A View on Pricing
by Matt Korny, General Manager
Many times throughout history, individuals have pondered how things may have been different had they had a ‘crystal ball’ to predict the future. Going back to the first century AD, fortune tellers used their ‘crystallum orbis’ to supposedly give insights into what was to come…
Many of us would have paid good money to a reputable soothsayer in January 2020 had one existed, to discuss the forthcoming pandemic, its impact on family, friends and colleagues as well as its effect on our industry in terms of supply and demand, and of course the resulting influence on material cost prices.
We would of course have visited the same person again over the last few weeks to talk about the situation in Eastern Europe, and the ongoing impact first and foremost on a humanitarian level and what we could do to help… and secondly about how we could minimise the consequences on the supply chain and our much-valued partnerships.
Alas, these are things of fiction, and so cannot be utilised as we might like! However, we do have the next best thing – data and science.
So, with ‘2022 [construction] set to see a return to pre-COVID levels, with underlying project starts up 3% on 2019 levels’ [i], let’s look at the impact on our industry, and what effect the geo-political situation in Eastern Europe will potentially have on material cost prices, as we step further away from two years of a global pandemic, but closer to the unknown…
If we look at a global summary first of all, based on recent forecasts by industry specialists. – ‘…Material prices will not fall this year, as supply chain problems and high production costs continue to hit the industry.’ [ii]
A solid, if not welcome, starting point, but what does it actually mean? It is suggested that supply chain problems including but not limited to, ‘distribution problems and high demand’ will unfortunately result in price issues not softening. In terms of high production costs, energy and haulage are set to ‘stop steel prices going down, despite a slight dampening in demand.’ [iii]
This slight ‘dampening’ is reflected in the Government ONS indices data, as can be seen below.
Timber prices will continue to jump, with ‘demand remaining high and rising gas prices hitting the production of lumber. [They] are not expected to fall significantly from recent highs, but improved supply chains and more stable growth in residential construction are likely to contain inflationary pressures.’ [iv]
This said, the Timber Trade Federation suggest that energy prices do not have a major impact on the cost of timber anyway, but instead comment that increasing labour and logistical costs will have the biggest effect, whilst also predicting that supply will tighten in Q2 2022 as the industry looks to use low carbon products such as timber.
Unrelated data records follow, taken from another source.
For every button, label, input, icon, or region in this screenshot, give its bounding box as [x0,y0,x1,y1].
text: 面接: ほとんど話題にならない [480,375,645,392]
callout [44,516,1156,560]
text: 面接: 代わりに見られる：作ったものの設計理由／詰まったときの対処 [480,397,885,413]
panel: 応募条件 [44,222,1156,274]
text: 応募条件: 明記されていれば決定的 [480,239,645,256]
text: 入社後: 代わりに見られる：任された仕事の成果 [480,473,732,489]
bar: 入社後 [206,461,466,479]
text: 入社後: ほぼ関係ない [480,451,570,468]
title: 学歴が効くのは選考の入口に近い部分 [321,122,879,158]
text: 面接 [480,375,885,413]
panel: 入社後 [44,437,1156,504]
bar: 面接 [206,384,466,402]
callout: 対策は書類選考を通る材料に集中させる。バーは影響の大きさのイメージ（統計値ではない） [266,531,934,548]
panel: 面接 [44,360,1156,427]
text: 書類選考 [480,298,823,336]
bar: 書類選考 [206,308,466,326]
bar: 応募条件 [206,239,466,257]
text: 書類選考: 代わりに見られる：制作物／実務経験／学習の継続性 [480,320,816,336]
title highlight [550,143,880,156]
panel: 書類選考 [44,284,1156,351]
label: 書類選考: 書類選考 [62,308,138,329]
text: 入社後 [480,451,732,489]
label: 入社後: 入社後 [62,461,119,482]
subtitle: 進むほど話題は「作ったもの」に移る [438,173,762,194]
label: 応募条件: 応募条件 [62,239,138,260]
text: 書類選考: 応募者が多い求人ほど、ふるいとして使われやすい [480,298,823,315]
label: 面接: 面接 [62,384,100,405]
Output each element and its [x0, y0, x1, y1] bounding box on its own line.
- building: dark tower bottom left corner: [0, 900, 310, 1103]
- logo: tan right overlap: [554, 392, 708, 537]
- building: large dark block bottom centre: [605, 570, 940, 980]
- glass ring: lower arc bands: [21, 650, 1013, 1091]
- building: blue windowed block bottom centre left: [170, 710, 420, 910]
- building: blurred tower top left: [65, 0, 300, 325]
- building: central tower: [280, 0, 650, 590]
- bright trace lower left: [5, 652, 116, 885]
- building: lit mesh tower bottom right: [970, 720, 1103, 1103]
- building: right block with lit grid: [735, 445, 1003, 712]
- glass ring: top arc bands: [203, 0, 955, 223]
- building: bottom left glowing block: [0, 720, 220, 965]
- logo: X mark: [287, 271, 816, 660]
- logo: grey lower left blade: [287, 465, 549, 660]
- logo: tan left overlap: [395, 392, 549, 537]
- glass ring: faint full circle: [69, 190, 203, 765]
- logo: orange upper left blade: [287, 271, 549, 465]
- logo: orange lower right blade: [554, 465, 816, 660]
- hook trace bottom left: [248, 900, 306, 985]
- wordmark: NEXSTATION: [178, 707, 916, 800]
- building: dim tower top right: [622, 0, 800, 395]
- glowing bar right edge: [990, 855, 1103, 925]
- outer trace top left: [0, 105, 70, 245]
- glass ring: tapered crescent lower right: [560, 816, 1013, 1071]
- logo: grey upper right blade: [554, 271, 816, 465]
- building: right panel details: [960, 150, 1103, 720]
All this prior to the events currently unfolding in Eastern Europe.
Dave Huddlestone of Tygnum Ltd comments that supply is also shorter than originally predicted – ‘The expectancy at the very start of 2022 was that stability would continue through Q1 and price rises would follow in Q2 and Q3. This has not been the case, the excess stock positions have depleted much faster than expected (partly due to a mild winter) but underlyingly due to continued high demand in UK and global demand for construction timber has once again proved strong, particularly in USA.’ Dave continues, ‘UK prices for construction timber have risen from 1st January by around 10% during Q1 and this rise will now start to accelerate with prices being quoted at plus 12-15% for Q2 supplies.’
Sheet materials do use more energy in their production process than sawn timber, with ‘prices… forecast[ed] to move upwards, in the early months of 2022. A resumption of purchasing is anticipated at this time [with] Mills… keen to recoup their rising outlay on electricity and gas.’ [vi]
Government indices (below) show imported timber and plywood rising to 129 and 74 points above the base rate, respectively over the course of 2021, before dropping slightly early 2022, although still significantly above normal levels. 2022 Q2 early indications are that the price of TR26 timber and CLS may rise by 5 – 10%, but not currently to the levels of August 2021.
The above data is also somewhat reflected in the Timber Price Indices from the Government Forest Research Department for homegrown timbers, which states ‘the average price for softwood sawlog sales was £79.39 per cubic metre overbark in nominal terms in the 6-month period to September 2021, an increase from £67.70 in the 6 months to March 2021 and £49.76 in the 6 months to September 2020. [vi]
As well as raw material cost, energy and haulage increasing, ‘Costs for shipping goods by container will be higher in 2022 than ever before… [due to] forecast that container lines’ strong position in negotiations for long term rates and shippers’ desire to secure capacity will lead to fixing higher long-term rates. [vii] Russian sanctions are also biting the shipping industry as Russian vessels are being refused entry to British ports, which is reducing the availability of cargo vessels for timber supplies.
To summarise, there are definitely rises on the way, and in actual fact some upon us imminently. Much like 2021, the UK timber market appears to be facing sustained increases for the first half of the year. In terms of percentages, it looks to be around 10% – 15% for Q2, and could rise again significantly in Q3, as it did last year. We believe that security of supply and robust supply chains will be more important than ever against a rising price and look forward to supporting in that respect in the months to come.